This is not to say that hormone therapy does not work. It does work. It does prolong life, and it does ease many symptoms of advanced prostate cancer. The take-home message here is this: There’s no evidence that giving a man early hormone therapy, or giving more hormone therapy than is necessary, works any better than giving adequate hormone therapy if and when a patient needs it.
The other truth we have to face is that hormone therapy does not cure prostate cancer. And if a man lives long enough, this cancer will progress. Despite so many refinements in hormone therapy, the death rate for advanced prostate cancer is about the same as it has always been. And the reason these men are dying has nothing to do with the hormone-responsive cells; we can control those cells. It’s the hormone-insensitive cells we can’t seem to kill. So what we need, urgently, is a better way to target this group of cells.

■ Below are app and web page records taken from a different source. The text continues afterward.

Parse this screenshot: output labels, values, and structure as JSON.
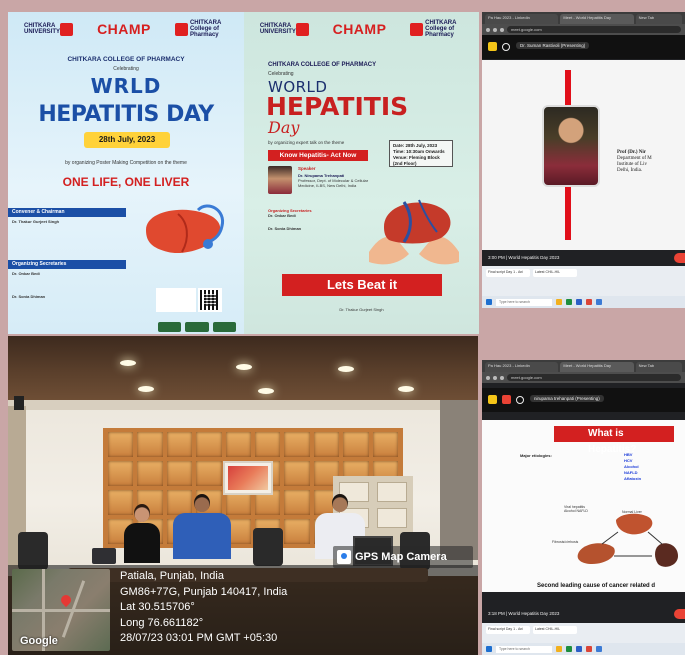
{
  "poster1": {
    "logo_left": "CHITKARA UNIVERSITY",
    "logo_mid": "CHAMP",
    "logo_right": "CHITKARA College of Pharmacy",
    "college": "CHITKARA COLLEGE OF PHARMACY",
    "celebrating": "Celebrating",
    "world": "WRLD",
    "hepatitis_day": "HEPATITIS DAY",
    "date": "28th July, 2023",
    "organizing": "by organizing Poster Making Competition on the theme",
    "theme": "ONE LIFE, ONE LIVER",
    "convener_head": "Convener & Chairman",
    "convener_name": "Dr. Thakur Gurjeet Singh",
    "org_head": "Organizing Secretaries",
    "sec1": "Dr. Onkar Bedi",
    "sec2": "Dr. Sonia Dhiman"
  },
  "poster2": {
    "logo_left": "CHITKARA UNIVERSITY",
    "logo_mid": "CHAMP",
    "logo_right": "CHITKARA College of Pharmacy",
    "college": "CHITKARA COLLEGE OF PHARMACY",
    "celebrating": "Celebrating",
    "world": "WORLD",
    "hepatitis": "HEPATITIS",
    "day": "Day",
    "organizing": "by organizing expert talk on the theme",
    "theme": "Know Hepatitis- Act Now",
    "info_date": "Date: 28th July, 2023",
    "info_time": "Time: 10:30am Onwards",
    "info_venue": "Venue: Fleming Block (2nd Floor)",
    "speaker_head": "Speaker",
    "speaker_name": "Dr. Nirupama Trehanpati",
    "speaker_desc": "Professor, Dept. of Molecular & Cellular Medicine, ILBS, New Delhi, India",
    "coord_head": "Organizing Secretaries",
    "coord1": "Dr. Onkar Bedi",
    "coord2": "Dr. Sonia Dhiman",
    "beat": "Lets Beat it",
    "chief": "Dr. Thakur Gurjeet Singh"
  },
  "screen1": {
    "tabs": [
      "Pa Hau 2023 - Linkedin",
      "Meet - World Hepatitis Day",
      "New Tab"
    ],
    "url": "meet.google.com",
    "presenter": "Dr. Suman Rastivoli (Presenting)",
    "prof": "Prof (Dr.) Nir",
    "prof_dept": "Department of M",
    "prof_inst": "Institute of Liv",
    "prof_city": "Delhi, India.",
    "meet_time": "3:00 PM | World Hepatitis Day 2023",
    "bottom_tabs": [
      "Final script Day 1 - Ani",
      "Latest CHIL-HIL"
    ],
    "search": "Type here to search"
  },
  "screen2": {
    "tabs": [
      "Pa Hau 2023 - Linkedin",
      "Meet - World Hepatitis Day",
      "New Tab"
    ],
    "url": "meet.google.com",
    "presenter": "nirupama trehanpati (Presenting)",
    "slide_title": "What is Hepatitis?",
    "major": "Major etiologies:",
    "viruses": [
      "HBV",
      "HCV",
      "Alcohol",
      "NAFLD",
      "Aflatoxin"
    ],
    "leg1": "Viral hepatitis Alcohol NAFLD",
    "leg2": "Normal Liver",
    "leg3": "Fibrosis/cirrhosis",
    "footer": "Second leading cause of cancer related d",
    "meet_time": "3:18 PM | World Hepatitis Day 2023",
    "bottom_tabs": [
      "Final script Day 1 - Ani",
      "Latest CHIL-HIL"
    ],
    "search": "Type here to search"
  },
  "gps": {
    "title": "GPS Map Camera",
    "location": "Patiala, Punjab, India",
    "address": "GM86+77G, Punjab 140417, India",
    "lat": "Lat 30.515706°",
    "long": "Long 76.661182°",
    "datetime": "28/07/23 03:01 PM GMT +05:30",
    "map_label": "Google"
  },
  "colors": {
    "red": "#d32020",
    "blue": "#1b4fa6",
    "meet_dark": "#202124",
    "background": "#c9a6a6"
  }
}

But until we have such a treatment, perhaps the best strategy with hormone therapy is to find ways of lowering its costs or minimizing its side effects. Are the most expensive hormone treatments necessarily the best? Probably not. Surgical castration and one milligram a day of DES are equally effective. Even though one milligram does not lower testosterone dependably to the castrate range—as three milligrams a day does—this might not be necessary, since castration and one milligram of DES seem to be equal in terms of survival. DES is a lot cheaper than LHRH agonists, which can cost several hundred dollars a month. And DES’s biggest side effect, painful breast swelling, can be taken care of relatively cheaply with radiation treatment. However, men with a history of heart disease or thrombophlebitis should not use DES as their main form of treatment.
Another way to improve hormone therapy would be to diminish its side effects—particularly impotence. One hope in this area may be flutamide, perhaps combined with finasteride—both preserve potency in most men. The theory here is the “one-two punch.” Flutamide blocks the binding of testosterone and DHT to receptors in the prostate (the “keys-in-the-lock” idea). With help from finasteride, which decreases the amount of DHT floating around inside the prostate, only testosterone is left to bind to the receptor. Therefore, because testosterone’s link to the receptor is relatively weak, it becomes easier for flutamide to jolt testosterone out of the way—to knock the key out of the lock.
Will this work? It needs further investigation, but laboratory studies are promising. The result would be hormonal treatment that doesn’t make men impotent and doesn’t leave them feeling “unmanly,” or suffering any of the other side effects from conventional hormone therapy. This should be a major focus of research in the near future—developing effective hormone therapy with fewer side effects.